Mapping an Active Directory account to administrative roles

Map an account from Active Directory to administrative roles in IBM® WebSphere® Application Server.

Before you begin

This task is not required if you do not use Microsoft Active Directory.

Ensure that you have configured IBM® Connections to use Active Directory as the user directory. For more information, refer to Setting up federated repositories.

Ensure that you have configured WebSphere® Application Server to use the Kerberos and LTPA authentication option. For more information, refer to Configuring SPNEGO and Kerberos (optionally) on WebSphere Application Server.

Select an Active Directory account to map to administrative roles in IBM® WebSphere® Application Server.
Note: Don't use the same Active Directory account for the following roles:
  • The bind account configured under LDAP configuration in WAS.
  • The application account
  • The SPN account for SPNEGO setup
  • The Window service account to start WAS
For example, if the bind user is locked out, then no users can log into the application. If the SPN account is locked or the password has been changed, then it will affect the entire sso configuration (SPNEGO).

About this task

After enabling Kerberos and LTPA authentication in WebSphere® Application Server, the default file-based repository no longer works and you can no longer log in to the WebSphere® Application Server Integrated Solution Console using the wasadmin account. Any services that require authentication and that use the wasadmin ID no longer work. Consequently, some functions in IBM® Connections fail, including search indexing, notifications, and adding widgets.

To prevent such problems, you must map an account in Active Directory to the IBM® Connections administrative roles in IBM® WebSphere® Application Server.
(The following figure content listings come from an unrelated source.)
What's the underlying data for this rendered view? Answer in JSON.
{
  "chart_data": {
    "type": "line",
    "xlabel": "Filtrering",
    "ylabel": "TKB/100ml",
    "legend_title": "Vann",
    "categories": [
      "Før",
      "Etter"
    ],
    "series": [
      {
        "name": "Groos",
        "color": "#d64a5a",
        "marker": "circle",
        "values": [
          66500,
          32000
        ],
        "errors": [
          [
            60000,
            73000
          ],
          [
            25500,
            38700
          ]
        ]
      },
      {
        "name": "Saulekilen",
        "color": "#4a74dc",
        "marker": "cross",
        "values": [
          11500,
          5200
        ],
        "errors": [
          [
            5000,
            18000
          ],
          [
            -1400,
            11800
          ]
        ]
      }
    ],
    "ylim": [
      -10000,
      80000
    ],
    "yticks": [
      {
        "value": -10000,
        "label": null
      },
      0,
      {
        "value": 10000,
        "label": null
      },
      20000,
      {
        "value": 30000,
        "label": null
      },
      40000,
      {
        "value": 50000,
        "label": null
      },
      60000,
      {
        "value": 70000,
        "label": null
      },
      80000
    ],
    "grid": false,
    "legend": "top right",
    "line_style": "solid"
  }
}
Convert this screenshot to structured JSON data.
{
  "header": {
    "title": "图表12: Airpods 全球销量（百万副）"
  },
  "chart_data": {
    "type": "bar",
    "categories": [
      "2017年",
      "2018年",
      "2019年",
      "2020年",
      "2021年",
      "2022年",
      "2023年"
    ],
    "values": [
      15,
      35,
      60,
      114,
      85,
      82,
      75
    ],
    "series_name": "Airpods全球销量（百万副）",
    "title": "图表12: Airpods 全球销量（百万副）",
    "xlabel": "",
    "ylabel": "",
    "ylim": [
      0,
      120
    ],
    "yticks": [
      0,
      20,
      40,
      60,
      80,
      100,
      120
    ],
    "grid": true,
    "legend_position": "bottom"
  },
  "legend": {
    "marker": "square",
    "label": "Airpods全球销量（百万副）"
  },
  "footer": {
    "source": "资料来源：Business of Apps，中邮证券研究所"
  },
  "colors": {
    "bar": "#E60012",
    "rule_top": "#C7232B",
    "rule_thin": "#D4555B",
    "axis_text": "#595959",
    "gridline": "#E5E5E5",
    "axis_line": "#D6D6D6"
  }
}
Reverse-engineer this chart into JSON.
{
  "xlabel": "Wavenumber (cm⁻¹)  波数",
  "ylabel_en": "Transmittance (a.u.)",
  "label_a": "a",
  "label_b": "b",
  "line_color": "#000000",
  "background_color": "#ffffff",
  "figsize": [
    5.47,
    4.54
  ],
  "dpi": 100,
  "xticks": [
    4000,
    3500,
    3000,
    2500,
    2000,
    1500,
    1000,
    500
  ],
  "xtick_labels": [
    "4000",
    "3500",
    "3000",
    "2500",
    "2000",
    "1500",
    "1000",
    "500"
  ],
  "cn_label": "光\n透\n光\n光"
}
To map the Active Directory account, complete the following steps:

Procedure

  1. Map an Active Directory account to administrative roles:
    1. Log in to the WebSphere® Application Server Integrated Solution Console on the Deployment Manager.
    2. Click Users and groups > Administrative user roles > Add and select Admin Security Manager.
    3. Enter the Active Directory account name in the Search string field and click Search.
    4. Select the account name in the Available column and click to add the account name to the Mapped to role column.
    5. Click OK.
    6. Click Add and select Administrator.
    7. Enter the Active Directory account name in the Search string field and click Search.
    8. Select the account name in the Available column and click to add the account name to the Mapped to role column.
    9. Click OK.
    10. Click Save.
  2. Change J2C authentication:
    1. Click Security > Bus security > ConnectionsBus.
    2. Under Additional Properties, click Security > Users and groups in the bus connector role > New.
    3. In the SIB Security Resource Wizard window, click Users, enter the Active Directory account in the Search pattern field, and click Next.
    4. Select the check box for the account name and click Next.
    5. If you are satisfied with the summary information, click Finish.
      Note: If you subsequently change the password for the Active Directory account that you map in this step, you must also change the password for the ConnectionsAdmin J2C alias.
  3. Update the messaging bus configuration. Complete the steps in the Updating the messaging bus configuration when the connectionsAdmin user ID changes topic.
  4. For each application, update the mapping for the dsx-admin, search-admin, and widget-admin Java EE roles, replacing the currently mapped user with the Activity Directory account. Go to the Switching to unique administrator IDs for system level communication topic and complete Step 3.
  5. Modify the runtime user for the Search application:
    1. Click Applications > Application Types > WebSphere enterprise applications > Search.
    2. Under Details Properties, click User RunAs Roles.
    3. Select the Admin option.
    4. Enter the new user name and password.
    5. Click Apply.
      Note: If you subsequently change the password for the Active Directory account that you map in this step, you must also change the password for the ConnectionsAdmin J2C alias.
  6. (Only required if you use Windows services for starting or stopping IBM® Connections) Edit your Windows services to use your Active Directory account instead of wasadmin to start and stop IBM® Connections.